Bitcoin Approaches Record High as Shark Harmonic Pattern Emerges, Signaling Potential Breakout
As of April 15, 2025, Bitcoin is exhibiting a bullish Shark Harmonic pattern on technical charts, suggesting a possible surge toward new all-time highs. This advanced technical formation, recognized by professional traders, indicates strong momentum building in the BTC market. The cryptocurrency’s current price action mirrors previous breakout scenarios that preceded significant rallies. Market analysts are closely monitoring key Fibonacci levels and trading volumes for confirmation of this pattern’s validity. Should the setup complete successfully, institutional and retail investors alike may witness Bitcoin challenging its historical price ceiling in the coming weeks.
Source: TradingView
The Shark Harmonic pattern is defined by four legs: X, A, B, C, and D (or sometimes labeled simply XA, AB, and CD). In Bitcoin’s current setup, price is likely approaching the completion of leg C, which often tops out NEAR the 0.886 or 1.13 Fibonacci extension of the XA leg. What’s unique about this case is that the projected leg C aligns not only with these Fibonacci zones, but also with single print areas and auto block support, giving the pattern additional weight.

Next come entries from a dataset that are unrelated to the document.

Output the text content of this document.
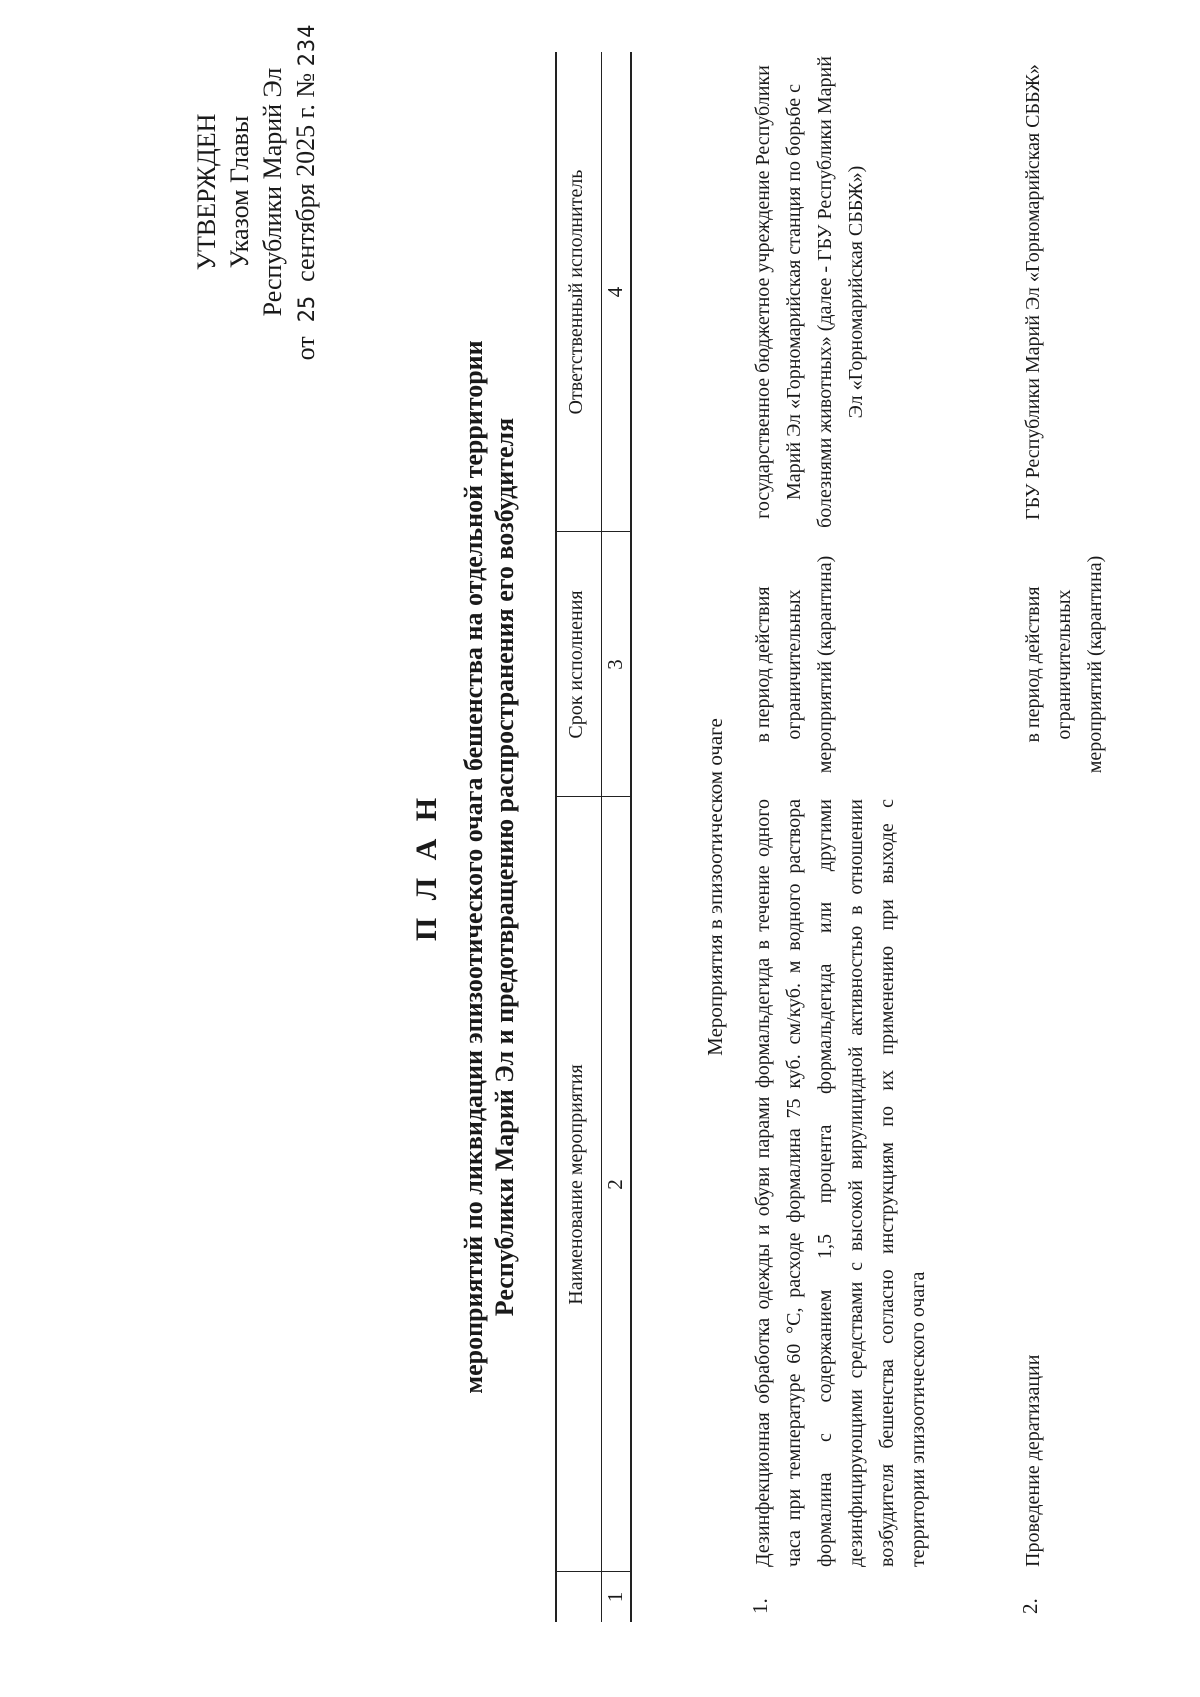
УТВЕРЖДЕН Указом Главы Республики Марий Эл
от25сентября 2025 г. № 234
П Л А Н мероприятий по ликвидации эпизоотического очага бешенства на отдельной территории Республики Марий Эл и предотвращению распространения его возбудителя Наименование мероприятия
Срок исполнения
Ответственный исполнитель
1
2
3
4
Мероприятия в эпизоотическом очаге
1.
Дезинфекционная обработка одежды и обуви парами формальдегида в течение одного часа при температуре 60 °С, расходе формалина 75 куб. см/куб. м водного раствора формалина с содержанием 1,5 процента формальдегида или другими дезинфицирующими средствами с высокой вирулицидной активностью в отношении возбудителя бешенства согласно инструкциям по их применению при выходе с территории эпизоотического очага
в период действия ограничительных мероприятий (карантина)
государственное бюджетное учреждение Республики Марий Эл «Горномарийская станция по борьбе с болезнями животных» (далее - ГБУ Республики Марий Эл «Горномарийская СББЖ»)
2.
Проведение дератизации
в период действия ограничительных мероприятий (карантина)
ГБУ Республики Марий Эл «Горномарийская СББЖ»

Although the Shark is considered a bearish pattern, the move from the current level to leg C is typically bullish. In fact, this structure implies that Bitcoin could take out its previous all-time high near the $110,000 level before any meaningful reversal occurs. For both day and swing traders, this presents a potentially high-reward opportunity. However, price could remain in low-volume consolidation for some time before breaking out or retesting support, so patience is essential.
Confluence is everything in harmonic trading. In this case, the potential completion of leg C is supported by a 0.618 retracement, a key auto block support zone, and a single print area, a trifecta of powerful technical levels. A breakout above the dynamic trendline overhead would further confirm bullish expansion into the leg C target zone. Until that happens, traders can expect continued consolidation, ideal for range-bound or scalping strategies.
How to trade this pattern:
The most strategic entry comes after a swing low is taken out, forming a swing failure pattern (SFP) setup. This offers a clear invalidation level and a clean entry signal. From there, traders can enter long positions targeting the all-time high region—holding until signs of exhaustion emerge near the leg C top.